I’m not even sure what to make of statements like this one:

“The Bush years cannot be repudiated, but the memory of them can be discarded to make way for a new and more radical ideology, assembled from bits of the old GOP platform that were once sublimated by the party elites but now roam the land freely: ultralibertarianism, crank monetary theories, populist fury, and paranoid visions of a Democratic Party controlled by ACORN and the New Black Panthers.” [I don’t know how to block quote.]

Notice the ease with which he adopts the scornful rhetorical style of a partisan liberal, and equally how dismisses doubts about the Democratic Party of Obama. (Conservatives are crackpots for having raised alarms over Obama’s radical past? Does Frum understand that that past is real?)

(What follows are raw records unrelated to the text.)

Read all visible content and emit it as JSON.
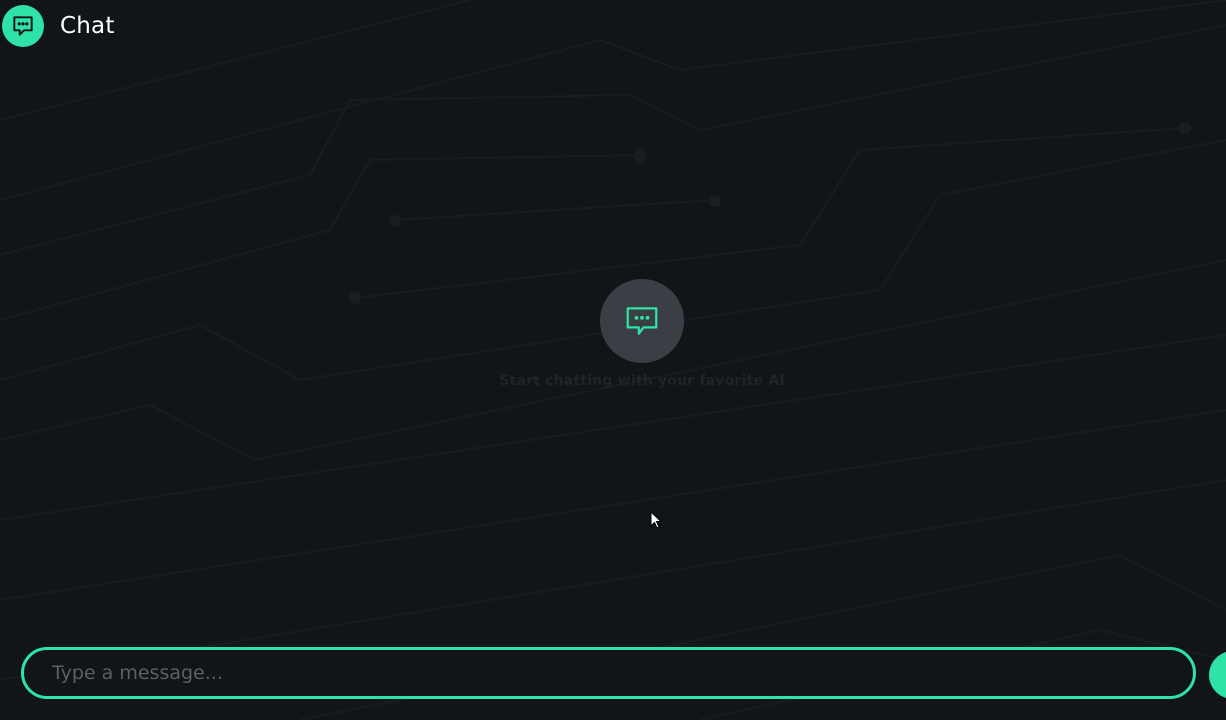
{
  "header": {
    "title": "Chat",
    "logo_icon": "chat-bubble-icon"
  },
  "empty_state": {
    "icon": "chat-bubble-icon",
    "text": "Start chatting with your favorite AI"
  },
  "composer": {
    "placeholder": "Type a message...",
    "value": "",
    "send_icon": "send-icon"
  },
  "colors": {
    "accent": "#2fe3a8",
    "background": "#121518",
    "empty_icon_bg": "#3a3f45"
  }
}
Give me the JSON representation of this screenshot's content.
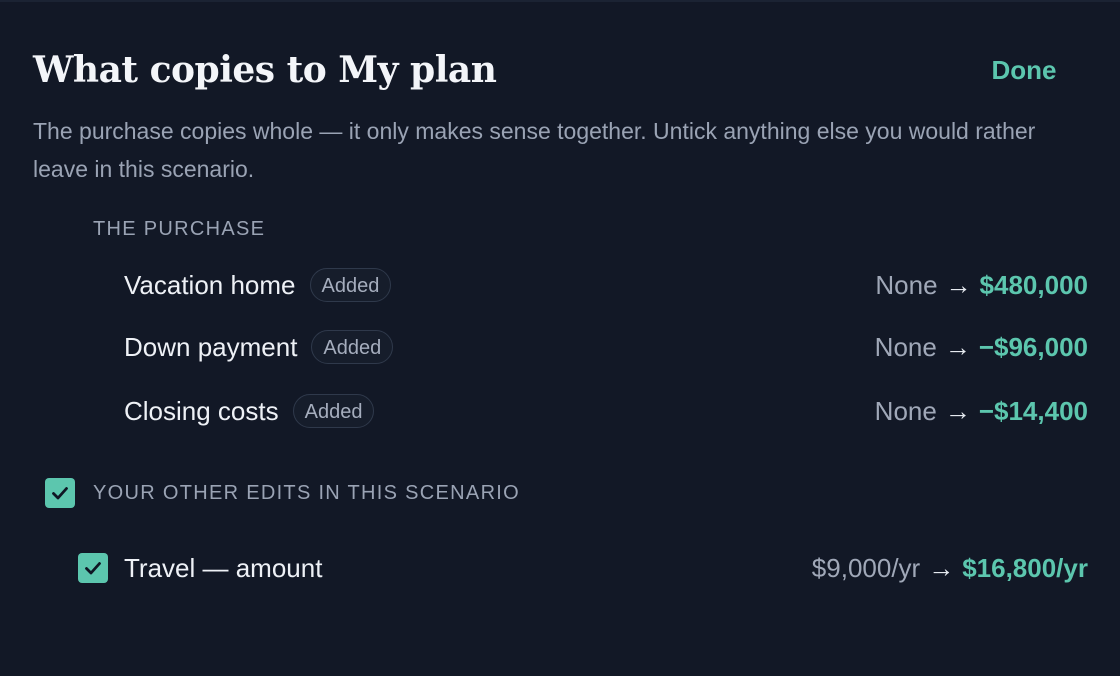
{
  "dialog": {
    "title": "What copies to My plan",
    "done_label": "Done",
    "description": "The purchase copies whole — it only makes sense together. Untick anything else you would rather leave in this scenario."
  },
  "purchase": {
    "heading": "THE PURCHASE",
    "items": [
      {
        "label": "Vacation home",
        "badge": "Added",
        "old_value": "None",
        "arrow": "→",
        "new_value": "$480,000"
      },
      {
        "label": "Down payment",
        "badge": "Added",
        "old_value": "None",
        "arrow": "→",
        "new_value": "−$96,000"
      },
      {
        "label": "Closing costs",
        "badge": "Added",
        "old_value": "None",
        "arrow": "→",
        "new_value": "−$14,400"
      }
    ]
  },
  "other_edits": {
    "heading": "YOUR OTHER EDITS IN THIS SCENARIO",
    "checked": true,
    "items": [
      {
        "label": "Travel — amount",
        "checked": true,
        "old_value": "$9,000/yr",
        "arrow": "→",
        "new_value": "$16,800/yr"
      }
    ]
  },
  "colors": {
    "background": "#121826",
    "accent": "#5cc6ae",
    "muted_text": "#9aa3b4",
    "primary_text": "#eef1f6"
  },
  "icons": {
    "checkbox": "checkmark-icon",
    "arrow": "right-arrow"
  }
}
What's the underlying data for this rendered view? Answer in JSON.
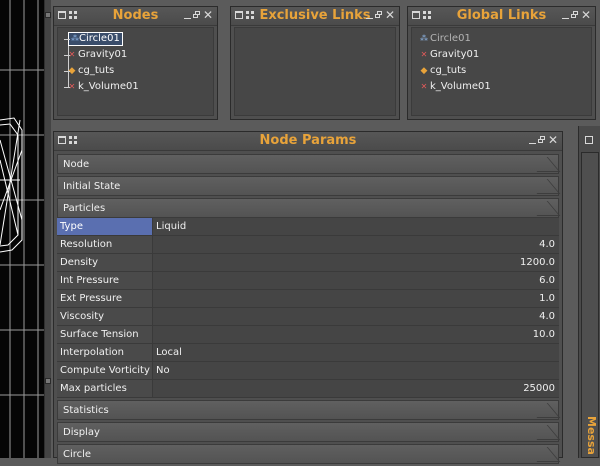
{
  "nodes_panel": {
    "title": "Nodes",
    "items": [
      {
        "label": "Circle01",
        "icon": "circle-node-icon",
        "selected": true
      },
      {
        "label": "Gravity01",
        "icon": "gravity-node-icon"
      },
      {
        "label": "cg_tuts",
        "icon": "cg-node-icon"
      },
      {
        "label": "k_Volume01",
        "icon": "volume-node-icon"
      }
    ]
  },
  "exclusive_links_panel": {
    "title": "Exclusive Links"
  },
  "global_links_panel": {
    "title": "Global Links",
    "items": [
      {
        "label": "Circle01",
        "icon": "circle-node-icon",
        "dimmed": true
      },
      {
        "label": "Gravity01",
        "icon": "gravity-node-icon"
      },
      {
        "label": "cg_tuts",
        "icon": "cg-node-icon"
      },
      {
        "label": "k_Volume01",
        "icon": "volume-node-icon"
      }
    ]
  },
  "node_params_panel": {
    "title": "Node Params",
    "sections_top": [
      "Node",
      "Initial State",
      "Particles"
    ],
    "rows": [
      {
        "label": "Type",
        "value": "Liquid",
        "selected": true
      },
      {
        "label": "Resolution",
        "value": "4.0",
        "numeric": true
      },
      {
        "label": "Density",
        "value": "1200.0",
        "numeric": true
      },
      {
        "label": "Int Pressure",
        "value": "6.0",
        "numeric": true
      },
      {
        "label": "Ext Pressure",
        "value": "1.0",
        "numeric": true
      },
      {
        "label": "Viscosity",
        "value": "4.0",
        "numeric": true
      },
      {
        "label": "Surface Tension",
        "value": "10.0",
        "numeric": true
      },
      {
        "label": "Interpolation",
        "value": "Local"
      },
      {
        "label": "Compute Vorticity",
        "value": "No"
      },
      {
        "label": "Max particles",
        "value": "25000",
        "numeric": true
      }
    ],
    "sections_bottom": [
      "Statistics",
      "Display",
      "Circle"
    ]
  },
  "messages_panel": {
    "title_partial": "Messa"
  },
  "colors": {
    "accent": "#e8a33a",
    "panel_bg": "#4f4f4f",
    "selection": "#5a6fb0",
    "viewport_bg": "#050505"
  }
}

The reality is that conservatives repudiated much of the “Bush years” while they were happening. That is true of real conservatives, at least, as opposed to people who were helping write speeches about “compassionate conservatism” and promote a huge new Medicare program. The government, the debt, the budget– all of it is much bigger now than at the beginning of the “conservative” Bush years. So you are darned right that conservatives have decided that we have reached a point where going along and getting along are no longer viable. Serious people like Paul Ryan have tried to start providing the conservative leadership we need to right our course and get through this time when our very survival sometimes seems at stake. But it is precisely this sober leadership that Frum seems to despise is radical kookery.

There is much else in Frum’s column with which to take issue. When he is at odds with 99% of conservatives, perhaps, just perhaps, it is he who is not what he claims to be. I’m happy for Frum that he has his blog with a little crowd of liberal “Republicans” to tell him how smart and honest he is. But he is not relevant to conservative Republicans except to continue to remind us of what has been most wrong with the party for many years:  lack of principle, self-doubt and even self-hatred, liberal elitism, resignment to surrender as the noble course.